Dans un monde du football où seuls les résultats restent dans la mémoire collective, le Stade Rennais n’a pas vraiment été gâté. Depuis 1971 et une Coupe de France glanée face à l’Olympique Lyonnais, le club breton traîne une sale réputation d’équipe aimant la défaite n’ayant toujours réussi à garnir une vitrine à trophées attendant désespérément un nouvel occupant depuis donc maintenant 48 ans.
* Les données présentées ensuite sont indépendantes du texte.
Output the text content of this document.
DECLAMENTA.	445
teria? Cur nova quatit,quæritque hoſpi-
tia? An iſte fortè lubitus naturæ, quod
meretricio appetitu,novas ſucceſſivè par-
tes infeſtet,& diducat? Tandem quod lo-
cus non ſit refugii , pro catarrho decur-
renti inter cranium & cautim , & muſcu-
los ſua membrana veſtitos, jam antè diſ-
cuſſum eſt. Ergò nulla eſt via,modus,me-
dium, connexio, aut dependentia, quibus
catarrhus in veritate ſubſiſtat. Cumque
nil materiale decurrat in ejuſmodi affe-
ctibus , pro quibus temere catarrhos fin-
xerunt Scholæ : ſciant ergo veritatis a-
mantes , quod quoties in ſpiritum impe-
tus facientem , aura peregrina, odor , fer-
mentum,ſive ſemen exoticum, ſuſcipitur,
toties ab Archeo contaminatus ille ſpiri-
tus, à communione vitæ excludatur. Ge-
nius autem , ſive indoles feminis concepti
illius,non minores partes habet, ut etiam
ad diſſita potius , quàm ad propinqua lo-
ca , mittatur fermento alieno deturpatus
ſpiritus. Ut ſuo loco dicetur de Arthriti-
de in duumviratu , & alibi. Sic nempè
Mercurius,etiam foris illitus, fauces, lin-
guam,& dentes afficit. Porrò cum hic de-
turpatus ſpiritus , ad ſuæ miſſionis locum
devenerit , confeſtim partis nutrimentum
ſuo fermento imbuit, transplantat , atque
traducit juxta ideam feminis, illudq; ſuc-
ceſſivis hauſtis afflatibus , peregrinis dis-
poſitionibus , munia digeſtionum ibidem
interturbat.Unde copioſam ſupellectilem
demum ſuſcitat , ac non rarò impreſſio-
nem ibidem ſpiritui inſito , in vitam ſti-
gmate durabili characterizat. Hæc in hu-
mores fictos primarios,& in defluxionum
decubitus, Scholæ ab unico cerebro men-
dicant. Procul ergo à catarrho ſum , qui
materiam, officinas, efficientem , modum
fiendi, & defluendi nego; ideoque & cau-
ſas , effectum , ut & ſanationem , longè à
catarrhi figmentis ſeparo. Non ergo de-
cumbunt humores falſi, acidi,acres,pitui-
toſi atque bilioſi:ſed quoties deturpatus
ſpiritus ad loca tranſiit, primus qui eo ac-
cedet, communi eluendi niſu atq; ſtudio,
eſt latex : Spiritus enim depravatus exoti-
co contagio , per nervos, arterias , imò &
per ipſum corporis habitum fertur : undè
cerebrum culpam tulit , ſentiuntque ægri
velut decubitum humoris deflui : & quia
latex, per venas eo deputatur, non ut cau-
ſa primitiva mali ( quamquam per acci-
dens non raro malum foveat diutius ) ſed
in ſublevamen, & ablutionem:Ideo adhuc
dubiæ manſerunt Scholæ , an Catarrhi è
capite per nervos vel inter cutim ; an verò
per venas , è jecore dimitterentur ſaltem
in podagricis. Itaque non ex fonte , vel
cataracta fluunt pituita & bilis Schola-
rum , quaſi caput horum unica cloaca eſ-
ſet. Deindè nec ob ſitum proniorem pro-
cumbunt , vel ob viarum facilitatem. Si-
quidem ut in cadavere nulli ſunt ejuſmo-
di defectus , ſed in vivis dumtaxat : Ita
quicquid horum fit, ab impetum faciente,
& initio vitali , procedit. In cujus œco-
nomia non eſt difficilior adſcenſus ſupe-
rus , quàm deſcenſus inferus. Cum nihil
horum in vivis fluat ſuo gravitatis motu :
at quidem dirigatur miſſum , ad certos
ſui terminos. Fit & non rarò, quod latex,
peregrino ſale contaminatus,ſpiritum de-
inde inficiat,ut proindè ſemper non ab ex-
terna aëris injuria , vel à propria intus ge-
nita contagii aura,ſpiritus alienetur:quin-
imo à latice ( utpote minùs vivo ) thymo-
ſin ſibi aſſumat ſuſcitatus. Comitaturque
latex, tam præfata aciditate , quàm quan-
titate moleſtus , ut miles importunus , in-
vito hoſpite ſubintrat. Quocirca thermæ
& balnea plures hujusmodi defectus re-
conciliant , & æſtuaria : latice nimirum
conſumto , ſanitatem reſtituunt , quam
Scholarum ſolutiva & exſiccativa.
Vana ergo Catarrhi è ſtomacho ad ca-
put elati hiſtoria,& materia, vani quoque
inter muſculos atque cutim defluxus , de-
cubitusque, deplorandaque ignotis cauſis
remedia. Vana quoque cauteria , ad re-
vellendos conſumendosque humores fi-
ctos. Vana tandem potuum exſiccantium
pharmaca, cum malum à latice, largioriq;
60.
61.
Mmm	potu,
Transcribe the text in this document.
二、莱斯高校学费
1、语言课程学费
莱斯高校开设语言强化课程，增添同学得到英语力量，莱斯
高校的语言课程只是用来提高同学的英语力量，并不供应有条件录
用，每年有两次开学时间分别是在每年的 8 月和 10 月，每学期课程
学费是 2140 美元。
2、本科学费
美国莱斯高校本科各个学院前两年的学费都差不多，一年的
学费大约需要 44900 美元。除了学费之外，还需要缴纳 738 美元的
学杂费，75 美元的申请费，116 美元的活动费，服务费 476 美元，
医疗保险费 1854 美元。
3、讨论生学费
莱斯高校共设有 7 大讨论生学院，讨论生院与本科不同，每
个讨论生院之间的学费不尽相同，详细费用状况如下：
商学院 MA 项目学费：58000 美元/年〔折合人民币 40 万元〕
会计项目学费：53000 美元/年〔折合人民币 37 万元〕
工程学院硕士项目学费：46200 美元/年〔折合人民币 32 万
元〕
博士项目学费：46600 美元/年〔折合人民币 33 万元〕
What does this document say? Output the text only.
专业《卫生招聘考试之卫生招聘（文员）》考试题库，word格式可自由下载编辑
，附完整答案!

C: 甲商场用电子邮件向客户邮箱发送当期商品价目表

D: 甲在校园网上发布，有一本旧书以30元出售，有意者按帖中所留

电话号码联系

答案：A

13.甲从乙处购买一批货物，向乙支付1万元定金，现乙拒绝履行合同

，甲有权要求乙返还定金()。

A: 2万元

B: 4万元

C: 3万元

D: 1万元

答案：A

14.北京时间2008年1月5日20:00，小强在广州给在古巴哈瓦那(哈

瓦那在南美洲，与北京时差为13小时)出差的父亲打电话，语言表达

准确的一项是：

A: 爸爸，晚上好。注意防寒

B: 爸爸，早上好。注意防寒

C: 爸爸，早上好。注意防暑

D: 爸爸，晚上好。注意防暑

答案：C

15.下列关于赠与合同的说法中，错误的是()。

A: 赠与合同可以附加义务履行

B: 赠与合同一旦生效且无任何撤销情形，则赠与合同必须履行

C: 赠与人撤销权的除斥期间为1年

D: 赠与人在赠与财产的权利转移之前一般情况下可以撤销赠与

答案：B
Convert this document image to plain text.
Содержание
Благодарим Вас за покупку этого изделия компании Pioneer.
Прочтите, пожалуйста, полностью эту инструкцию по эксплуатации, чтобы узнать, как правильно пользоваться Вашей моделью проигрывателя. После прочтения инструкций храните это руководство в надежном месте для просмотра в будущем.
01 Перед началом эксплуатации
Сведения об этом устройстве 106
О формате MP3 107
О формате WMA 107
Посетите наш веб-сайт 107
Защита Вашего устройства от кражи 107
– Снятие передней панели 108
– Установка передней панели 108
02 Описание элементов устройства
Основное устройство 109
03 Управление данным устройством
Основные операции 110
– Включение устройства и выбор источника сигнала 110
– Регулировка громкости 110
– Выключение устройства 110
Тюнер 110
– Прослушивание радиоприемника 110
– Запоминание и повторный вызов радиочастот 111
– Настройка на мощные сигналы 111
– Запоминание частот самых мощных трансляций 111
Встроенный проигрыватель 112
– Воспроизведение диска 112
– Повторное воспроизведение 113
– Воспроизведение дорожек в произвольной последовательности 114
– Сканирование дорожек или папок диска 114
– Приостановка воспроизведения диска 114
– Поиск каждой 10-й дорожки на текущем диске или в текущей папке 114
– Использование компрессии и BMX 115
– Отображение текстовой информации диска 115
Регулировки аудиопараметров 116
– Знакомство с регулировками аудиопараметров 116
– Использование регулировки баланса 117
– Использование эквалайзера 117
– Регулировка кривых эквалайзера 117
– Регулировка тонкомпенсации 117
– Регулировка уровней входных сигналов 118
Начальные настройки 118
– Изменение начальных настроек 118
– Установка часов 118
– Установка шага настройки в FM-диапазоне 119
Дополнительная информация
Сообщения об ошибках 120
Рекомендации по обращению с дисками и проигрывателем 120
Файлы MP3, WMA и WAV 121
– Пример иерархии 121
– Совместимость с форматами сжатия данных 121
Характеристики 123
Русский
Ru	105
Une frustration qui est devenue encore plus grande sous l’ère Pinault et les trois défaites en finale de coupes nationales (en 2009 et 2014 en Coupe de France, en 2013 en Coupe de la Ligue). À cela s’ajoute également une incapacité à jouer régulièrement les premiers rôles en championnat. Dans son histoire, Rennes n’a ainsi jamais été plus haut que le quatrième rang et la saison passée, cela faisait au moins dix ans que les Rouge-et-Noir n’avaient plus atteint le top 5 de la Ligue 1. Un constat cruel pour les supporters rennais.

Mais cette saison, si le Stade Rennais pointe à une piètre dixième place au classement, une sensation se dégage depuis de nombreux mois. Dotée de plusieurs éléments au profil séduisant (Ben Arfa, Grenier, Sarr, Niang entre autres), l’équipe entraînée par Julien Stéphan séduit. Demi-finaliste de la Coupe de France, Rennes affrontera l’Olympique Lyonnais au Groupama Stadium le 2 avril prochain et peut encore rêver d’une finale au Stade de France. Mais cette année, la principale nouveauté est le parcours européen du club. Après avoir passé la phase de poules pour la première fois de son histoire, le SRFC s’est offert le scalp du Betis Séville en seizième de finale de Ligue Europa, en s’imposant 3-1 en Espagne au match retour, et vient tout juste d’infliger à Arsenal la première défaite de son histoire sur le sol français en huitième de finale aller (3-1). De quoi laisser penser que Rennes a enfin franchi un palier ?

Les bons débuts de l’ère Létang

« On a dit qu’on allait beaucoup travailler pour construire un club pour être performant dans la durée. Le club grandit et ce type de soirée doit donner au club l’envie de revivre une épopée européenne. Et pour ça, ça passe par le championnat.On a basculé avec les joueurs en leur disant qu’on a la réception de Caen. Pour nous, la Ligue 1 reste quelque chose de fondamental. Je crois au bilan dans la durée. En quinze mois, il y a eu un certain nombre de choses qui ont bougé. Il y a un an, quand je disais que je voulais que le Stade Rennais joue une compétition européenne de façon régulière, on m’a peut-être pris pour un fou. Aujourd’hui, on est en train de démontrer qu’on fait un travail de qualité, de fond. Il y a tout un club derrière ce résultat. Je suis très heureux pour tous les gens qui travaillent au quotidien. On retiendra cette soirée si on fait des performances dans la durée », a déclaré Olivier Létang, nommé président du Stade Rennais en novembre 2017.

Et si la volonté de réussir une bonne saison en championnat peine encore à être exaucée, le parcours européen de la bande de Stéphan possède toutefois des effets bénéfiques pour le groupe. « Oui, on se sert de ce genre de matches pour franchir des étapes. Jouer contre des équipes comme Arsenal ça nous aide à nous surpasser. Il faut en profiter et continuer à progresser », a fait savoir Adrien Hunou en zone mixte. « Depuis le début de saison, on travaille très bien. Ça fait quelques mois qu’on est invaincu à domicile et on avait envie ce soir de le rester. On a une équipe plutôt intéressante avec des individualités, mais il ne faut surtout pas s’enflammer », a pour sa part prévenu Clément Grenier. Et pour que cela continue, Rennes va devoir tout donner pour avoir le droit de côtoyer à nouveau le gotha européen la saison prochaine.